Илимская Атлантида. Собрание сочинений | страница 3
Не сказать, что от наличия паспорта им стало жить лучше. Заметных перемен в жизни не произошло. Те же работа и домашнее хозяйство, но уже вдали от родительского дома. Хотя сейчас они стали приезжать чаще.
Деревня Погодаева стояла на берегу Илима. Сорок домов вытянулись цепочкой вдоль реки, и только два или три стояли на отшибе. У Карнауховых собственного отдельного дома не было, ютились в прирубе[1] к добротному дому Харитины Перетолчиной. Но Мишку это не огорчало. Он любил свое жилище, находящееся на краю деревни. Летом прямо из окон мальчик любовался неоглядным полем поспевающей пшеницы, млеющим на щедром сибирском солнце. От малейшего дуновения оно покрывалось рябью и становилось похожим на перламутровое море. В своей недолгой четырнадцатилетней жизни Мишка, единственный из деревенских ребят, видел настоящее море: его, как лучшего ученика в районе, в прошлом году посылали в «Артек» на Черное море.
Зимой он прямо со двора убегал на лыжах к Кулиге. Лыжню делал прямой, без изгибов и крутых поворотов, и почти каждый день нарезал по ней с десяток километров, тренируя тело и воспитывая волю. Мальчишка знал окрестности своей деревни на много верст вокруг. Знал, где водятся грузди и рыжики, где растет крупная и сладкая, как мед, малина. Ведал, куда и вовсе соваться не следует – можно встретиться с «хозяином тайги», и не факт, что сумеешь от него убежать.

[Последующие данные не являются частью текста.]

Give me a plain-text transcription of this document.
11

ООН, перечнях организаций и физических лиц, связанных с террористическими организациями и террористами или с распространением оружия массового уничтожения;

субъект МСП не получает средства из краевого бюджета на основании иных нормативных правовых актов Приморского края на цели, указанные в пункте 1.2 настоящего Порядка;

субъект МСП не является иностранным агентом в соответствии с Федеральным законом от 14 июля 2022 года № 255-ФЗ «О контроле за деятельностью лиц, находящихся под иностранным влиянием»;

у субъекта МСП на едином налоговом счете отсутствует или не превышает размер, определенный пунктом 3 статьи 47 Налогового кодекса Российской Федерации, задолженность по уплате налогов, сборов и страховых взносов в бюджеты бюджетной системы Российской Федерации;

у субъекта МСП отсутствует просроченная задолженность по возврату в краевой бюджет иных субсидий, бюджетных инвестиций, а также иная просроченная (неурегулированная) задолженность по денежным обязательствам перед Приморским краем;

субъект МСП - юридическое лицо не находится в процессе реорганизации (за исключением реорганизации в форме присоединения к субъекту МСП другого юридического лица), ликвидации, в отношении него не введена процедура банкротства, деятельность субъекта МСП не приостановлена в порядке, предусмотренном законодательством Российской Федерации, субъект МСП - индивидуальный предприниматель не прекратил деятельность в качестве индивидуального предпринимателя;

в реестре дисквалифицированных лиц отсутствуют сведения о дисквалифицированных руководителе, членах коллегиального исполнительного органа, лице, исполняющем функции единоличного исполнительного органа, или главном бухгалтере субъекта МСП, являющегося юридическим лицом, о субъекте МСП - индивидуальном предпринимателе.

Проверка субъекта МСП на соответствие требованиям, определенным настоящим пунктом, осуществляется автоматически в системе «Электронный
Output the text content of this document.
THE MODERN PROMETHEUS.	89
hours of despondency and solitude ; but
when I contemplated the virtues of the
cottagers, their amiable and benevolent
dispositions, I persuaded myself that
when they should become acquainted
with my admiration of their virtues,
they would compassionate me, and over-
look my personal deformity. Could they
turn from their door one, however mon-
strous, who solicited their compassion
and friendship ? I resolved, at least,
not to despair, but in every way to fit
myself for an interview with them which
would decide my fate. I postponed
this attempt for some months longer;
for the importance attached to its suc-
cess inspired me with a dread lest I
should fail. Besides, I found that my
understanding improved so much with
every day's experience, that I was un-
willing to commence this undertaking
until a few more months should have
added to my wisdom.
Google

Особенно он любил речку. Илим, веками бежавший к Ангаре, делавший столько поворотов, петель, зигзагов, что невозможно сосчитать, перед Погодаевой словно остепенялся, выравнивался, становился широким и полноводным, но сразу за деревней, ударившись в лоб Красного Яра, поворачивал почти на девяносто градусов и дальше продолжал петлять.
– Мила! – позвала Анна дочь.
– Что, мама?
– Разбуди Мишаню, пора.
Но Мишка уже входил в дом, успев поплескаться под умывальником во дворе.
– Здравствуйте всем, – степенно сказал мальчик сестрам и матери, которую те уже привели в порядок: умыли, причесали, надели новую кофту и, усадив на кровати, пододвинули к ней стол, где стоял нехитрый деревенский завтрак.
Мать таяла на глазах. Дочери приехали, чтобы ухаживать за ней, и, как говорили в деревне, «проводить по-людски». Чем-то страшным, необратимым веяло от этих слов, и Мишкино сердце сжималось от тоски и безнадежности. Мила, родившая два месяца назад дочку, приехала из Иркутска, а Капа добралась из низовьев Ангары, где ее муж работал в экспедиции.